Even if you’re on a strict budget or debt repayment plan, if you don’t build a little fun into your budget you’re likely to blow it. “If you don’t take the time to spend on yourself or someone else, you are going to get burnt out,” says Holeman. “It’s a way to recharge your batteries so to speak.” That’s important because saving for long term goals like retirement – when the reward is 20, 30 even 40 years away – is difficult. We do it because we know we have to, but it’s also easy to wonder what you’re getting in real time for all of the hard work you’re doing. Having the ability – permission even – to indulge yourself in the short term can help you stave off the feeling of deprivation and therefore help you stick to your goals.
How to build it.
The best way to build your fun fund is the way you build any other fund – automatically.

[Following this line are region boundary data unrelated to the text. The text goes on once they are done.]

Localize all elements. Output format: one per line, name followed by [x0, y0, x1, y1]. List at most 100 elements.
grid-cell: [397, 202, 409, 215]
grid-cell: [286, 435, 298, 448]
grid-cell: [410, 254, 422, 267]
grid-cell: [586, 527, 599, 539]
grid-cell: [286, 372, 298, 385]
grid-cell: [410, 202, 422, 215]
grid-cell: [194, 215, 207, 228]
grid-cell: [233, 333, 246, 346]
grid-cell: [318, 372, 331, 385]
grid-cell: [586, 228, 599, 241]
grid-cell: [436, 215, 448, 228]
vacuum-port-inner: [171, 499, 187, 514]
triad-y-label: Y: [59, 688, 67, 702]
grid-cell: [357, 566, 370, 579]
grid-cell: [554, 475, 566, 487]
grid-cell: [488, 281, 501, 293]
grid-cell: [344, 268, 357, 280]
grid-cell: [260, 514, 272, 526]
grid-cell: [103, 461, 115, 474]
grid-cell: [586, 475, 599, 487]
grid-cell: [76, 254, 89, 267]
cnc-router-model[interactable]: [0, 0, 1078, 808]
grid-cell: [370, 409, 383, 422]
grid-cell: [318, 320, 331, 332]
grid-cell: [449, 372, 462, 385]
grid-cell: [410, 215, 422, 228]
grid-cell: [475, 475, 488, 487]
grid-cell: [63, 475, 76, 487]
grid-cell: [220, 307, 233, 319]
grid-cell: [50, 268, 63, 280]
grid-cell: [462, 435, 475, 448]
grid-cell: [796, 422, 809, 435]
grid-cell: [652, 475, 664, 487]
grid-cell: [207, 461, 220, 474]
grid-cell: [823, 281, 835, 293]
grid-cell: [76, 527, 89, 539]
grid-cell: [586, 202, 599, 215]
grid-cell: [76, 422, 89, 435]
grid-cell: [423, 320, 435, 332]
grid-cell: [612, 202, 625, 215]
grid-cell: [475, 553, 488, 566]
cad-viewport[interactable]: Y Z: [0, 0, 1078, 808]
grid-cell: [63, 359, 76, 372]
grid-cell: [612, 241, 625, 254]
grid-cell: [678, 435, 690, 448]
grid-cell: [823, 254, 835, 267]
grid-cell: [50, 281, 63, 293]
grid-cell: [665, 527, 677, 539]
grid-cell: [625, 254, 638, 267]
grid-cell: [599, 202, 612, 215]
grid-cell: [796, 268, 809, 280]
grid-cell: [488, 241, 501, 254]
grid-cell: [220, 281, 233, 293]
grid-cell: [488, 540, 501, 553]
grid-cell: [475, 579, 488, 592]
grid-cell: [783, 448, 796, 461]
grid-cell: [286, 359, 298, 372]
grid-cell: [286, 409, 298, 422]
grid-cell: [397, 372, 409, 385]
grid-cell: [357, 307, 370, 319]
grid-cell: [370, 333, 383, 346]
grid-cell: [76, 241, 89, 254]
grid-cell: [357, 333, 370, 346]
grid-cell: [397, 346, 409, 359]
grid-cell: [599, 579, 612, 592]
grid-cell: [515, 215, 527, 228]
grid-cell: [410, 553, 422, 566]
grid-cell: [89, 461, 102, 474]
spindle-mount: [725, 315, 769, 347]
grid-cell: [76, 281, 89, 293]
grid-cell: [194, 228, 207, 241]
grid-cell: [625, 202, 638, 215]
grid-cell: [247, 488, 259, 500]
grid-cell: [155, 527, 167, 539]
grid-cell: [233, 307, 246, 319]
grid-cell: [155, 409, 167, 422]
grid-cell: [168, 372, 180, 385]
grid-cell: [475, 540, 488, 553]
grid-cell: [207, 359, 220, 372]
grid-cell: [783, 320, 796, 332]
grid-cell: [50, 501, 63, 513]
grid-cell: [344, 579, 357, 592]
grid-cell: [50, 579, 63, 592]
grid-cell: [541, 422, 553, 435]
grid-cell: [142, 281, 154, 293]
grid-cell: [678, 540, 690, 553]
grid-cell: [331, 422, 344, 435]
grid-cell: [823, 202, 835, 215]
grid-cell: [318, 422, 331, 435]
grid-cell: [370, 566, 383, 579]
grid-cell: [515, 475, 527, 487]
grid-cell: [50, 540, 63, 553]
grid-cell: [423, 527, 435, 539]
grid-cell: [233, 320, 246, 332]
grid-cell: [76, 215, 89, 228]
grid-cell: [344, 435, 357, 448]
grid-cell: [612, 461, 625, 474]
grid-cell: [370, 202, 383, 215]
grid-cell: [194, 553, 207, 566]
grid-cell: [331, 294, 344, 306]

New York-based Certified Financial Planner Randy Breidbart suggests: “Treat it as another 401k plan with a shorter horizon and with fun as your goal.” As I noted earlier,
the amount you budget could be $10 or $100. It all depends on your income, debt and long-term goals.
You can also kick in your fund with windfall money, perhaps a portion of that forthcoming tax refund, or the check Grandma still sends every year on your birthday. (Thanks, Grandma!)
Where you keep the fund may depend on how you plan to use it. “For a short term fun fund, you can put it into an everyday [savings] account,” says Breidbart. “For longer term goals [more than three to five years away] or more expensive fun stuff, you could put your fund into a low to moderate risk diversified mutual fund.”
And if you spend your fun money and find yourself back at square one? That’s okay, that’s what it is meant for. Start replacing it the same way you built it — bonuses, tax refunds, unexpected windfall and automatically setting money aside from your paycheck.